In the entrance hall, we find a boat made of wooden slabs, with concrete at the bottom, swung among scaffolds that atrophy its function. This work, “Boat No. 5 – Uprooting”, refers to a fishing boat used by Miari’s relatives in Acre until their uprooting to his birthplace and current residence in Kafr Makr in the 1970s. The artist’s disruptive action bemoans a life of refugeehood and migration, and seeks an anchor of a home.
The video piece “With One of His Hands Wrought in the Work” is replaced for the duration of the exhibition with another, which serves as a kind of sequel to that piece. In this work, no workers are seen, but only the functionality of their labor – building a bomb shelter. Miari laments the transparence of Arab workers in Israeli society, and seeks to change that situation. The title is an excerpt from a Biblical verse: “with one of his hands wrought in the work, and with the other hand held a weapon” (Nehemiah 4: 17, KJV). This means that the laborer is busy not only with construction, but also in protecting himself. The choice of omitting the second part of the verse expresses the laborers’ difficulty in defending themselves.

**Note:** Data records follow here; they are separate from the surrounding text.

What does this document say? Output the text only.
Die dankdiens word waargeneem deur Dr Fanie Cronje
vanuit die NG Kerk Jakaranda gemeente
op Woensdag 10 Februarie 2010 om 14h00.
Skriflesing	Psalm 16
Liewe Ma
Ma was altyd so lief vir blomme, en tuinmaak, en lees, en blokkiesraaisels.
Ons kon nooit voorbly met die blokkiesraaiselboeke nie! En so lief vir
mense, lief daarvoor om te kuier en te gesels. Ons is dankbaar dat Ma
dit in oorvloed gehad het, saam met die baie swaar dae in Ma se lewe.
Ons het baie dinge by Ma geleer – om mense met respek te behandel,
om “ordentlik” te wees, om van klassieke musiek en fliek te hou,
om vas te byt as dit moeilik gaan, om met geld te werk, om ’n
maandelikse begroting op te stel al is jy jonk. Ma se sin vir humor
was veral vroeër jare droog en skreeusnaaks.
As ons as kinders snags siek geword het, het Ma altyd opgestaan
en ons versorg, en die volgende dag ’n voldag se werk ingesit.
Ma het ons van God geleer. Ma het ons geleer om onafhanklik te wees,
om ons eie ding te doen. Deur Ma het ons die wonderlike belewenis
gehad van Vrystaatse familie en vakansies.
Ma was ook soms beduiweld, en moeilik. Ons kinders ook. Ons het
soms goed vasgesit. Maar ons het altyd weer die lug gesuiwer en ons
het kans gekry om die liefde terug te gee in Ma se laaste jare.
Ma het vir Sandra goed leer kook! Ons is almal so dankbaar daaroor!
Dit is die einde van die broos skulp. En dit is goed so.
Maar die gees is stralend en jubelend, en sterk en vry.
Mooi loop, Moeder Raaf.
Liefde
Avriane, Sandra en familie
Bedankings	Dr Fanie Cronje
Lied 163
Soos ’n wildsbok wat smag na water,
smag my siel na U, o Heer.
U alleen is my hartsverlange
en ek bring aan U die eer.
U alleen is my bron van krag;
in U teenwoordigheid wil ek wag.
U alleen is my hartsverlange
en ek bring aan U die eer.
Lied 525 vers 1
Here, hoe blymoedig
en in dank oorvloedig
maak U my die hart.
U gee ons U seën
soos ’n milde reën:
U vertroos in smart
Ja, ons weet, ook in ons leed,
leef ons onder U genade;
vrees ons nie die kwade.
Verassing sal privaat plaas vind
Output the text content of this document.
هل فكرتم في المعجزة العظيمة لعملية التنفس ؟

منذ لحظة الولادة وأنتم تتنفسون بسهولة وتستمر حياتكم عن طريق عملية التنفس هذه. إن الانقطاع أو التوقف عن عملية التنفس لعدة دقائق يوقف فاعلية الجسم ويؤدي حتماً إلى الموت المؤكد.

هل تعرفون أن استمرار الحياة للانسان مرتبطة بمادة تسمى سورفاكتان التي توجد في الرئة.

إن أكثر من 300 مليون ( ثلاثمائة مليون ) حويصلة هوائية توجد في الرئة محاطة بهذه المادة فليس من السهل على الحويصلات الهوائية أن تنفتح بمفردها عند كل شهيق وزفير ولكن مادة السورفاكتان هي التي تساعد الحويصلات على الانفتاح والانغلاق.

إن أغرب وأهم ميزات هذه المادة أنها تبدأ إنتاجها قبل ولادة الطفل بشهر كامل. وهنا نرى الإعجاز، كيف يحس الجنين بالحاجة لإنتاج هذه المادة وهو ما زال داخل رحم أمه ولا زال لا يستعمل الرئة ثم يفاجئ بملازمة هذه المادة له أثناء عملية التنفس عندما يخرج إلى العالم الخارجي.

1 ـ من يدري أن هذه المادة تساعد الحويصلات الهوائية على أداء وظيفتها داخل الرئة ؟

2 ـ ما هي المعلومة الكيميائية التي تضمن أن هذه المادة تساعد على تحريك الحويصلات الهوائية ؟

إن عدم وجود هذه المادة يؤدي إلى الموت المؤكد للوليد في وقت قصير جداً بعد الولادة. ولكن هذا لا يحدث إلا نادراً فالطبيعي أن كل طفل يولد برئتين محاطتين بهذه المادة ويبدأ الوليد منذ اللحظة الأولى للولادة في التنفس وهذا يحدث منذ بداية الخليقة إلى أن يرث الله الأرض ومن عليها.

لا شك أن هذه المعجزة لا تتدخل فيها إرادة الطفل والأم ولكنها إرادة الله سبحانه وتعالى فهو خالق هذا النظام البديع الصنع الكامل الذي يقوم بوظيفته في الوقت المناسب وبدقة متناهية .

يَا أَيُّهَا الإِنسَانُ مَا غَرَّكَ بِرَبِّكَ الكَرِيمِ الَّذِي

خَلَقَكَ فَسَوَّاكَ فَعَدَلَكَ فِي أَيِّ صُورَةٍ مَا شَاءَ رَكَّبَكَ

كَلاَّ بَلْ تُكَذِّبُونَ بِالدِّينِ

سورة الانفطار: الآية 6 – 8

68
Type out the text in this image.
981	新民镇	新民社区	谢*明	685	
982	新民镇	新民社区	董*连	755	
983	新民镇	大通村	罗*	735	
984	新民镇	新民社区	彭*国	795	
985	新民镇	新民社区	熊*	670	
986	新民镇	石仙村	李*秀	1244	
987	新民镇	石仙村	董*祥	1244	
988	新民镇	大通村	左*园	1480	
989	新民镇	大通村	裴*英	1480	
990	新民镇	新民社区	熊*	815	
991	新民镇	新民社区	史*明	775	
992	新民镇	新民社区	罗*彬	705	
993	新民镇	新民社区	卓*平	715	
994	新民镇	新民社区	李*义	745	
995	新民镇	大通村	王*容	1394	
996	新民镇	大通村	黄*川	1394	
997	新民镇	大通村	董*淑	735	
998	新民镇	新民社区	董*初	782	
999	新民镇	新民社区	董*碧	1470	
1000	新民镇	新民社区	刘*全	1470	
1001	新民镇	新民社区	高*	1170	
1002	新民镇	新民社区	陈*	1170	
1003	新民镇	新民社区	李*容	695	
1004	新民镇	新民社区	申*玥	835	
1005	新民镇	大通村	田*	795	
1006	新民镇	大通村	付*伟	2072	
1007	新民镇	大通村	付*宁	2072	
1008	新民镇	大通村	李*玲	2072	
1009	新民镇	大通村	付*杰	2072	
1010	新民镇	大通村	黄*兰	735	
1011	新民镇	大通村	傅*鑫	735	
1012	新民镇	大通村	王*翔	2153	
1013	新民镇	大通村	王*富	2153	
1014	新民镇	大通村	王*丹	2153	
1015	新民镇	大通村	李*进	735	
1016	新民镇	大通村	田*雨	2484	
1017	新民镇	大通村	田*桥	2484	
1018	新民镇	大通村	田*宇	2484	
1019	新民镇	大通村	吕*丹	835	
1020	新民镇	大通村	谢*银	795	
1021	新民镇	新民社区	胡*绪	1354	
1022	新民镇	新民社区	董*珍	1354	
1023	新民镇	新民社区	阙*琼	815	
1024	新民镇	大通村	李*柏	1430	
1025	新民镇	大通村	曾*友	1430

In the piece currently presented, Miari documents himself constructing the current exhibition. This time, he is the “laborer” who produces elements of a “house” that will never serve as such. Displacing the discourse from the construction site to the gallery space raises questions about Miari’s identity and status as artist in local society.
Miari also handles the old pine tree located outside the gallery and seen through its window as it overlooks the entire environment. In “Adaptation”, he “bandages” the tree’s tottering trunk, enabling it to remain rooted in its familiar surrounding. This action can be interpreted as conveying the artist’s yearning for a compassionate, stable society that is rooted in the place, with all its complex contexts, allowing its individuals to be.
Kupferman’s painterly ethos, “a painter is engaged in craft”,3 leads us to Miari, who considers himself a “builder-artist” or “an art worker in the guise of a ‘construction worker’”4 The experience of the two as workers is embedded in their artwork by way of absolute necessity
1 Conversation with Yuval Danieli (December 1997), Israel Labor Movement website (Hebrew).
2 Quoted in Yona Fischer (ed.), Moshe Kupferman, Works from 1962 to 2000. Israel Museum, 2002, p. 64 (Hebrew)
3 ibid, p. 65.
4 Miari in a press interview with Karni Am Ed, Hakibbutz 5, 2012 (Hebrew).